Welcome to Trespass Magazine’s newest weekly feature, Couch Trespassing, where we’ll be looking at newly released DVD or Blu-ray titles each week. We’re more interested in looking at older titles that have resurfaced or new titles you mightn’t have heard of before, rather than the same ol’ films that played in cinemas just four month ago. Grab the remote and take a seat!
Being a fan of David Lynch–I’d go so far as to say that the madman of Americana is my favourite director–is hard work. Since Inland Empire, his surreal experiment in 2006, he has veered to television commercials, music videos, albums, art exhibitions and even opening a Parisian nightclub that have all made another Lynch film look as likely as Laura Palmer rising from the grave.
Still, with the advent of new technology means it sometimes feels like we’re getting new product. And so we get Lost Highway and Twin Peaks: Fire Walk with Me on Blu-ray. Released through Madman, these two highly polarising titles come at such a good time. As Lynch’s output diminishes, so rises the re-evaluation of his previous work, and these two titles–brilliant, bold, destructive films that they are–are perhaps the two that deserve it the most. Widely dismissed upon release, they are certainly Lynch’s most brazen films, even more so than Eraserhead and Wild at Heart, that play with the audience’s expectations and limits in ways that can result in anger and violent disgust.

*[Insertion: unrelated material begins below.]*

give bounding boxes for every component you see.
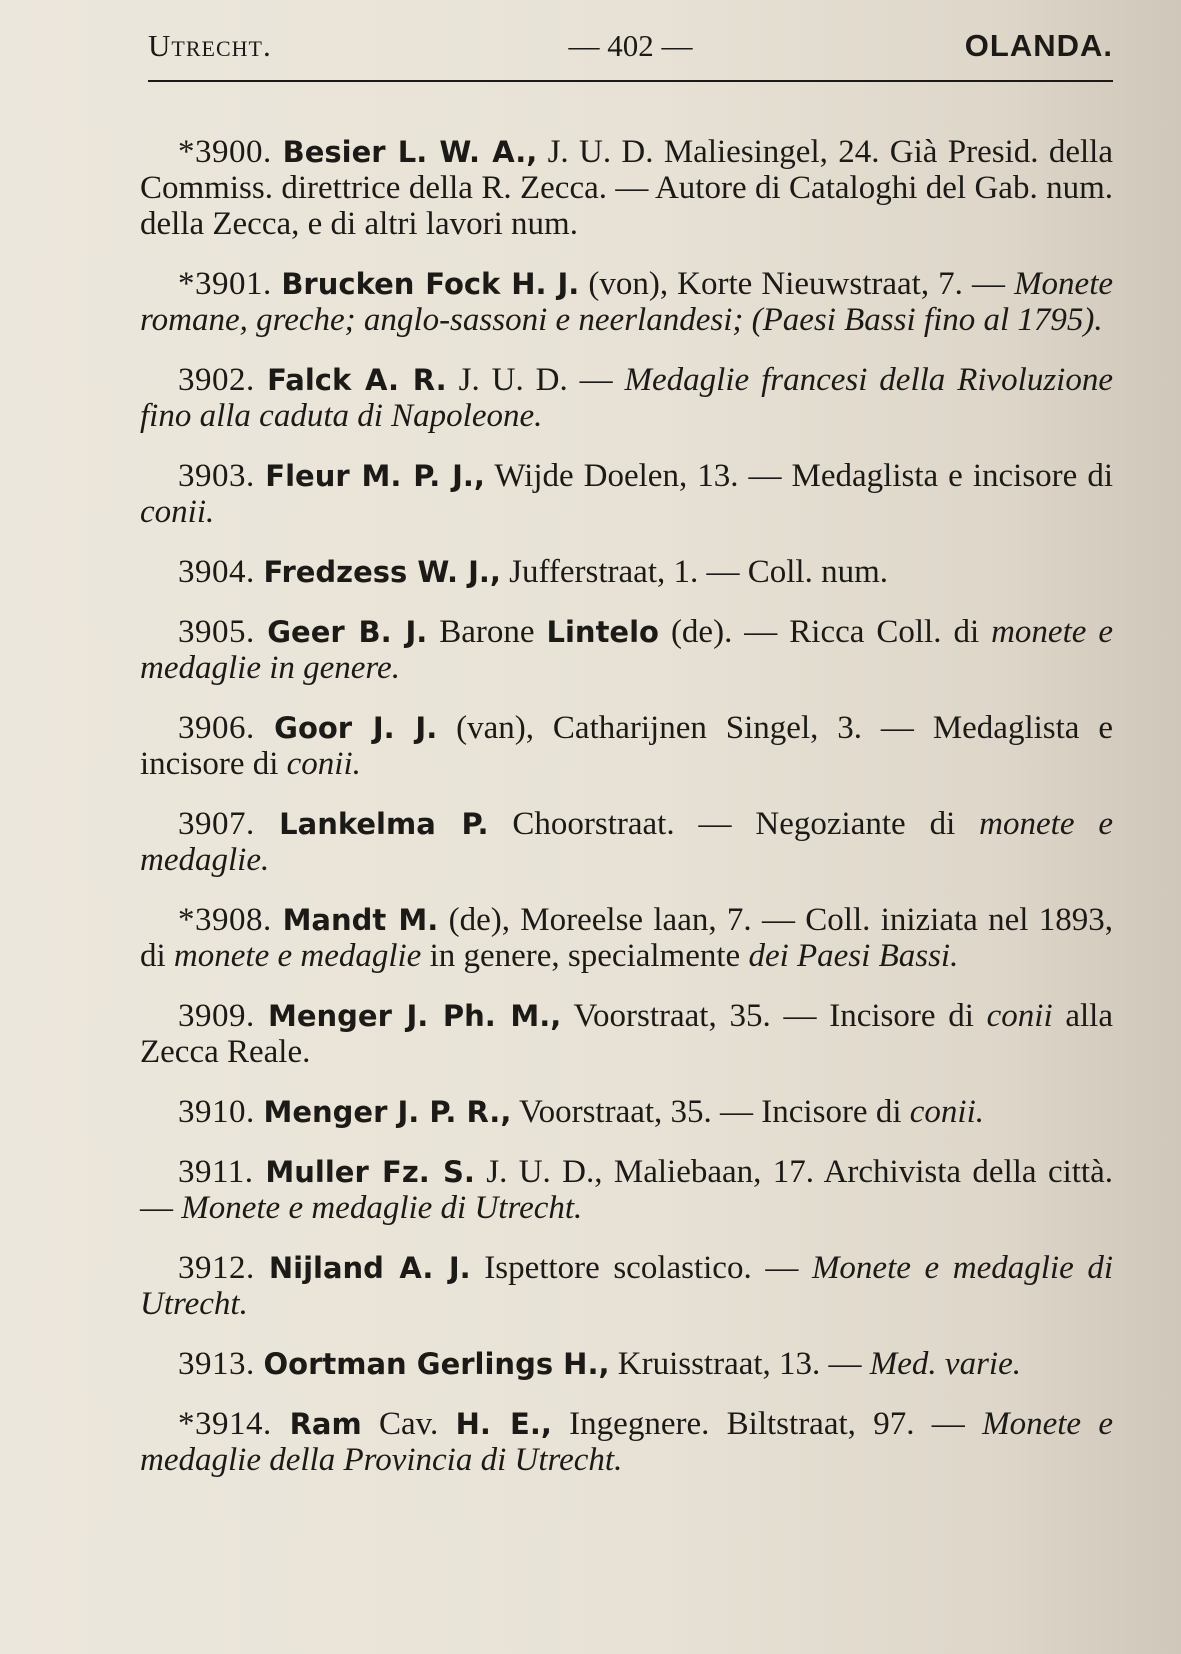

Twin Peaks: Fire Walk with Me arrives on Blu-ray in time to celebrate the 20th anniversary. This cinematic prequel to the most influential television series of all time (can anyone deny this?) was greeted with boos at its Cannes Film Festival premiere. It’s radical reinterpretation of the Twin Peaks mythology angered more casual fans of the series that had only tuned in sporadically, whilst simultaneously endearing itself to the shows more fervent supporters. Substituting the camp, gothic soap opera of the series with a dark look at suburbia, showing the cruel acts of rape, murder and incest that the television series only ever alluded to. One critic wrote in 1992 that “it’s not the worst movie ever made; it just seems to be”, whilst another claimed it as a “surrealistic bummer.” For me, however, seeing the famous “Welcome to Twin Peaks” sign in blissful Blu-ray quality as Angelo Badalamenti’s iconic score plays made me fall in love all over again. It’s a treat no matter how many times I’ve seen it (on VHS, DVD, big screen and now blu-ray!)
Some Twin Peaks die-hard fans have criticised the quality of the Blu-ray transfer, which is taken from the same master as the French release from 2010, but I suspect most people will be none the wiser. Special features are low on both the Blu-ray and the coinciding DVD release. If people want those they should seek out the earlier Roadshow DVD release that came with glossy booklet and more video footage. The long whispered about deleted scenes–Lynch supposedly filmed enough for a 4-hour movie–unfortunately do not appear. Now we just need the entire Twin Peaks series on blu-ray, thanks.
Equally reviled–the producer even took damning reviews as a glowing endorsement of Lynch’s product!–but perhaps even more impenetrable, is Lost Highway. Released in 1997, the film is, like Fire Walk with Me, a unique take on the horror genre. Starring Bill Pullman, Patricia Arquette (twice) and Balthazar Getty (Remember him? Didn’t think so!) as… well, you know what? I’m not entire sure. I know there’s a scary videotape (before The Ring made them popular), characters becoming other characters at whim, David Bowie over the credits and the infamous Robert Blake in a supporting role so maniacally deranged that it surely ranks as one of the scariest things Lynch has ever created, which says a lot. Lynch has said Lost Highway takes place “within the same universe as Twin Peaks”, so it’s cosmic fate that they’re released side-by-side.
Featuring roughly the same special features as the Roadshow special edition from 2006–I now have three copies of this movie, it has been released in so many different editions!–fans won’t be buying it for anything other than the new blu-ray transfer. While it perhaps magnifies some of Lynch’s own deliberate grainy filmmaking too well, it still ascends Lynch’s horrific vision to new terrifying heights.